The exact amount is not yet known as it depends on pupil numbers and how many qualify for free school meals.
It comes after a consultation period was held by Chapel Street, the charity behind the proposed school which is scheduled to open in September.
The next hurdle is local authority approval of the school’s preferred site, the former Habergham High School.
Russell Rook, chief executive of Chapel Street, said: “We have received the news that many of us have been waiting for – the Secretary of State has agreed to enter into a Funding Agreement for Burnley High School. This is a significant step in moving forward to open the school in September.”
Headteacher Dawn Forshaw said: “I understand the importance of ensuring more children in Burnley remain in the area for education, rather than travelling to schools outside of the town. I am looking forward to working with parents, children and the rest of the school’s staff to achieve high academic standards.”

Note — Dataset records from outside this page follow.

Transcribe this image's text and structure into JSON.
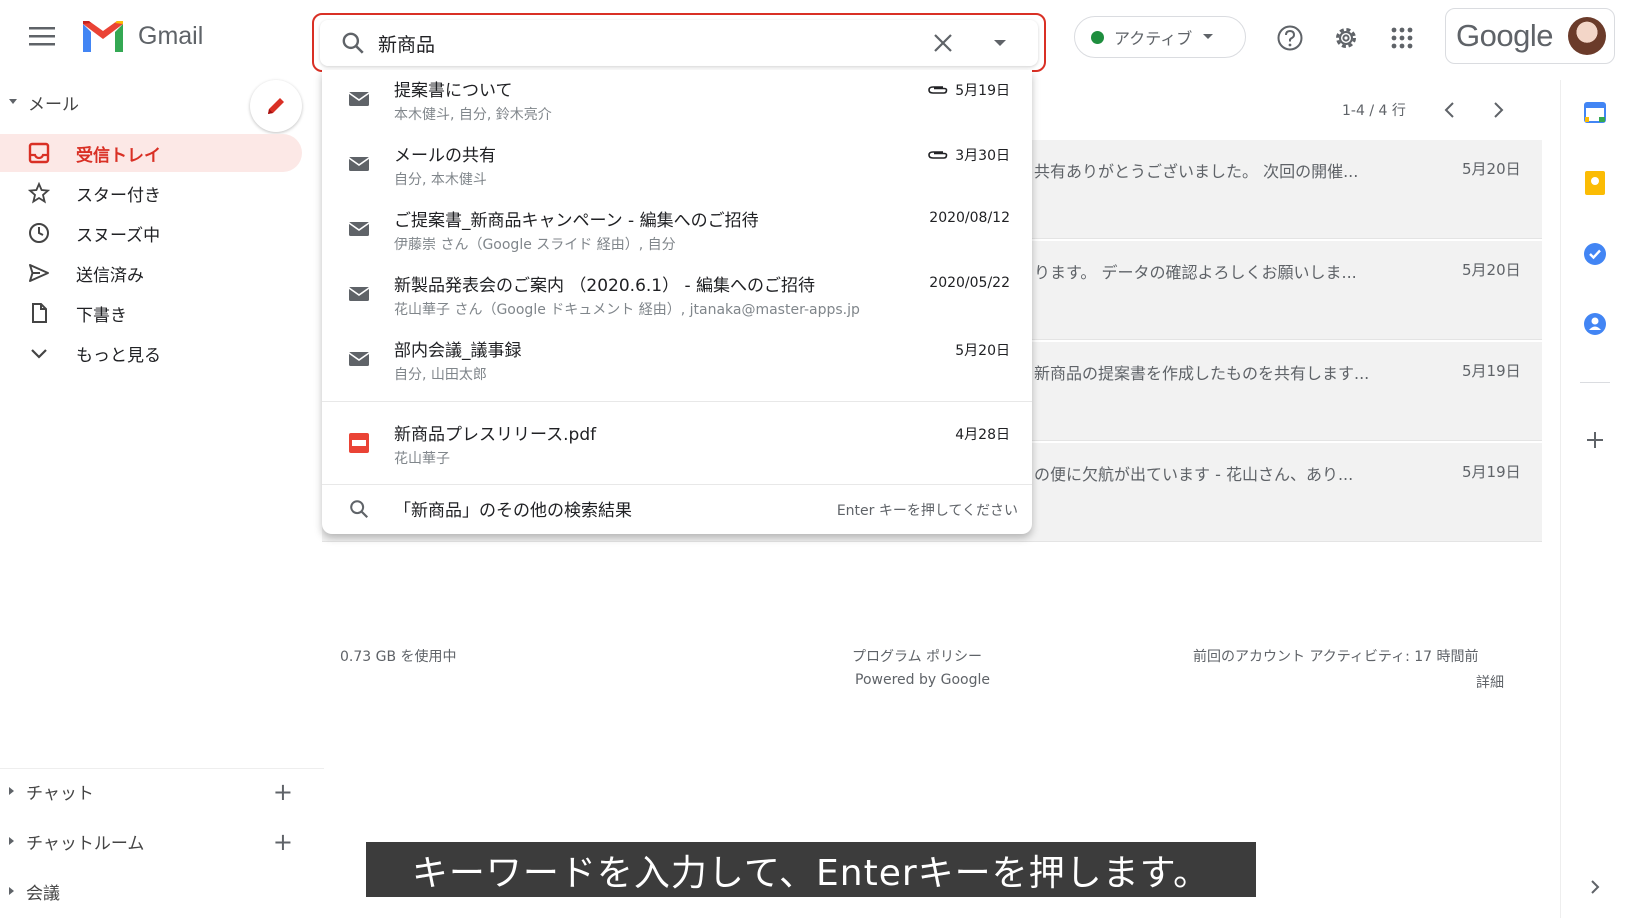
{
  "header": {
    "logo_text": "Gmail",
    "search": {
      "value": "新商品"
    },
    "status_label": "アクティブ",
    "google_wordmark": "Google"
  },
  "sidebar": {
    "mail_section_label": "メール",
    "items": [
      {
        "label": "受信トレイ",
        "icon": "inbox-icon",
        "active": true
      },
      {
        "label": "スター付き",
        "icon": "star-icon"
      },
      {
        "label": "スヌーズ中",
        "icon": "clock-icon"
      },
      {
        "label": "送信済み",
        "icon": "send-icon"
      },
      {
        "label": "下書き",
        "icon": "draft-icon"
      },
      {
        "label": "もっと見る",
        "icon": "chevron-down-icon"
      }
    ],
    "chat_label": "チャット",
    "chatroom_label": "チャットルーム",
    "meet_label": "会議"
  },
  "main": {
    "pager": "1-4 / 4 行",
    "rows": [
      {
        "snippet": "共有ありがとうございました。 次回の開催...",
        "date": "5月20日"
      },
      {
        "snippet": "ります。 データの確認よろしくお願いしま...",
        "date": "5月20日"
      },
      {
        "snippet": "新商品の提案書を作成したものを共有します...",
        "date": "5月19日"
      },
      {
        "snippet": "の便に欠航が出ています - 花山さん、あり...",
        "date": "5月19日"
      }
    ]
  },
  "footer": {
    "storage": "0.73 GB を使用中",
    "policy": "プログラム ポリシー",
    "powered": "Powered by Google",
    "last_activity": "前回のアカウント アクティビティ: 17 時間前",
    "details": "詳細"
  },
  "suggestions": [
    {
      "type": "mail",
      "title": "提案書について",
      "sub": "本木健斗, 自分, 鈴木亮介",
      "date": "5月19日",
      "attachment": true
    },
    {
      "type": "mail",
      "title": "メールの共有",
      "sub": "自分, 本木健斗",
      "date": "3月30日",
      "attachment": true
    },
    {
      "type": "mail",
      "title": "ご提案書_新商品キャンペーン - 編集へのご招待",
      "sub": "伊藤崇 さん（Google スライド 経由）, 自分",
      "date": "2020/08/12",
      "attachment": false
    },
    {
      "type": "mail",
      "title": "新製品発表会のご案内 （2020.6.1） - 編集へのご招待",
      "sub": "花山華子 さん（Google ドキュメント 経由）, jtanaka@master-apps.jp",
      "date": "2020/05/22",
      "attachment": false
    },
    {
      "type": "mail",
      "title": "部内会議_議事録",
      "sub": "自分, 山田太郎",
      "date": "5月20日",
      "attachment": false
    },
    {
      "type": "pdf",
      "title": "新商品プレスリリース.pdf",
      "sub": "花山華子",
      "date": "4月28日",
      "attachment": false
    }
  ],
  "more_results": {
    "label": "「新商品」のその他の検索結果",
    "hint": "Enter キーを押してください"
  },
  "caption": "キーワードを入力して、Enterキーを押します。",
  "colors": {
    "accent_red": "#d93025",
    "active_green": "#1e8e3e"
  }
}
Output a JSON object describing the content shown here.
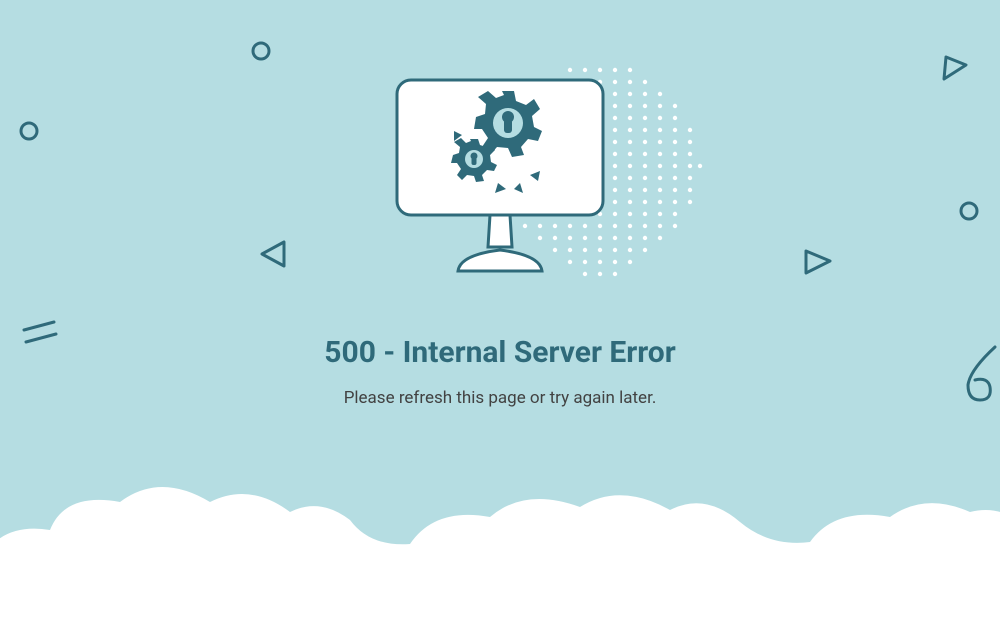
{
  "error": {
    "heading": "500 - Internal Server Error",
    "message": "Please refresh this page or try again later."
  }
}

MP Gordon Birtwistle also welcomed the news. He said: “I am absolutely delighted and believe that it will improve our local education landscape and drive up standards in schools. For too long, hundreds of children leave Burnley every day to be educated in neighbouring towns.”
But Lancashire’s NUT representative Simon Jones said: “It’s no real surprise the Department for Education has backed the scheme as it is their policy to encourage free schools. It is still something which will have a very bad effect on the local educational system. All it does is remove democratic accountability for education away from the local authority.”